The photographs were elaborately annotated in a spidery, awkward hand, words standing on the gluey ridges of the paper. She sat with the scrapbook open on her knees as he puttered over to a cabinet in the corner, which had an old turntable on top, likely of seventies vintage: fake wood-grain on the sides of the platform. It took him some time to remove a record from its sleeve, so long that she considered offering to help but then reconsidered in case it might give offense. Instead she paged through the heavy leaves looking for her uncle’s name. They were all black-and-white at the beginning, then sepia-toned; there were color Polaroids throughout the 1960s.

It seemed the wife had even gone back and archived Chip’s photos from before they met, since one caption, under a black-and-white of Chip and a young blonde in evening dress, read Chip and his girlfriend Lettie “Lulabelle” Mae, May 1953 .

Finally she hit paydirt with a caption that read Chip with, l — r, Arnie Sayles, Lou Redmond, Frank Davis-Mendez and Albert “Bud” Halveston. Spring Banquet, 1959 . It was a row of middle-aged men in white dinner jackets, their arms around each other’s shoulders. Her uncle, at the end, was thin and angular with a cigarette hanging out of his mouth and a wave of shining hair standing up over his forehead.

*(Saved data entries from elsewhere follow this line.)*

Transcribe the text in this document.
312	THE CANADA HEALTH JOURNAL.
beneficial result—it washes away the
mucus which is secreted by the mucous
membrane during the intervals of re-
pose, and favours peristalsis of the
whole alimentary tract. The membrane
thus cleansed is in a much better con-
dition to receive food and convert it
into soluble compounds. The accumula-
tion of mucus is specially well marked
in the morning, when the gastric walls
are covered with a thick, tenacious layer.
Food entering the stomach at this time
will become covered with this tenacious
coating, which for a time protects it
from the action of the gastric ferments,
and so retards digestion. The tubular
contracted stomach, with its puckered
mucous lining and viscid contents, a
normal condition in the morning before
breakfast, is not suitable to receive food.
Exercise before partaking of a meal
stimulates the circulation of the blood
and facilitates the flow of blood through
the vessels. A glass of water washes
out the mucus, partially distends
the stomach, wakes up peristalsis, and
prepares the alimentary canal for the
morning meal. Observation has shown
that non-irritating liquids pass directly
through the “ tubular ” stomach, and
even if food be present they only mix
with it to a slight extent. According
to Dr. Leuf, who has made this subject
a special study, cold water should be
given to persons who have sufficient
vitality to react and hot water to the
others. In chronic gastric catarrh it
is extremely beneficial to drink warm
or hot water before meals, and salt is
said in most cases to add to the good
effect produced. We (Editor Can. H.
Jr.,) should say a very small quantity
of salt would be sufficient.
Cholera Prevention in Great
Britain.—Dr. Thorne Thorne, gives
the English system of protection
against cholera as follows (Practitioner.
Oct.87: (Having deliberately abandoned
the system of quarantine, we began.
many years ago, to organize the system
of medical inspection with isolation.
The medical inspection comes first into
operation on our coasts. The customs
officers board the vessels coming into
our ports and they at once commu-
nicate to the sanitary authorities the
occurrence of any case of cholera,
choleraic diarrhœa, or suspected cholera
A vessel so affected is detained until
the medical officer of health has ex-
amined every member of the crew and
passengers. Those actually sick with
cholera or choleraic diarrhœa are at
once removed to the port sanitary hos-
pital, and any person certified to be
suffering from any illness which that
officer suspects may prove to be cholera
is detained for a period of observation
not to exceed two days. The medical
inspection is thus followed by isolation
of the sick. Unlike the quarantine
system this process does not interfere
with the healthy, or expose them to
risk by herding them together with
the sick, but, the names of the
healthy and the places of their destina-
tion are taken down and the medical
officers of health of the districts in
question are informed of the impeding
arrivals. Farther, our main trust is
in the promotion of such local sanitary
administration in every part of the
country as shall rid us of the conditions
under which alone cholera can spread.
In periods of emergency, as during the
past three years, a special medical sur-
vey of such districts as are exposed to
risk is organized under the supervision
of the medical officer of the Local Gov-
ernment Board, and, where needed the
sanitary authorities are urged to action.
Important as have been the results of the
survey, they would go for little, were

She closed her eyes and tried to remember him like that. She had been thirteen years old; she would have known him then.

Still nothing but the croquet and the player piano.

Chip’s record was opera — a mournful aria. When he sat down again he was less lucid, rambling about the ancient festivities as she paged through his album. Once there had been famous people, he said. Bud was well known for lavish cocktail parties, catered dinners, fancy-dress balls. . he remembered women with tall feather headdresses, feathers and sparkling beads, the fund-raising events for charity, the hunting expos and sportsmen’s banquets. The Reagans were there once, and Henry Kissinger. Zsa Zsa Gabor one time when she was between husbands. Ice statues in the swimming pool.

“Charity,” said Susan, clutching at straws. “So what were his charities?”

“Oh the club, freedom to hunt, like that,” and he flapped a hand wearily. A moment ago he had been eager but suddenly he was tired. She wondered if she should call the nurse.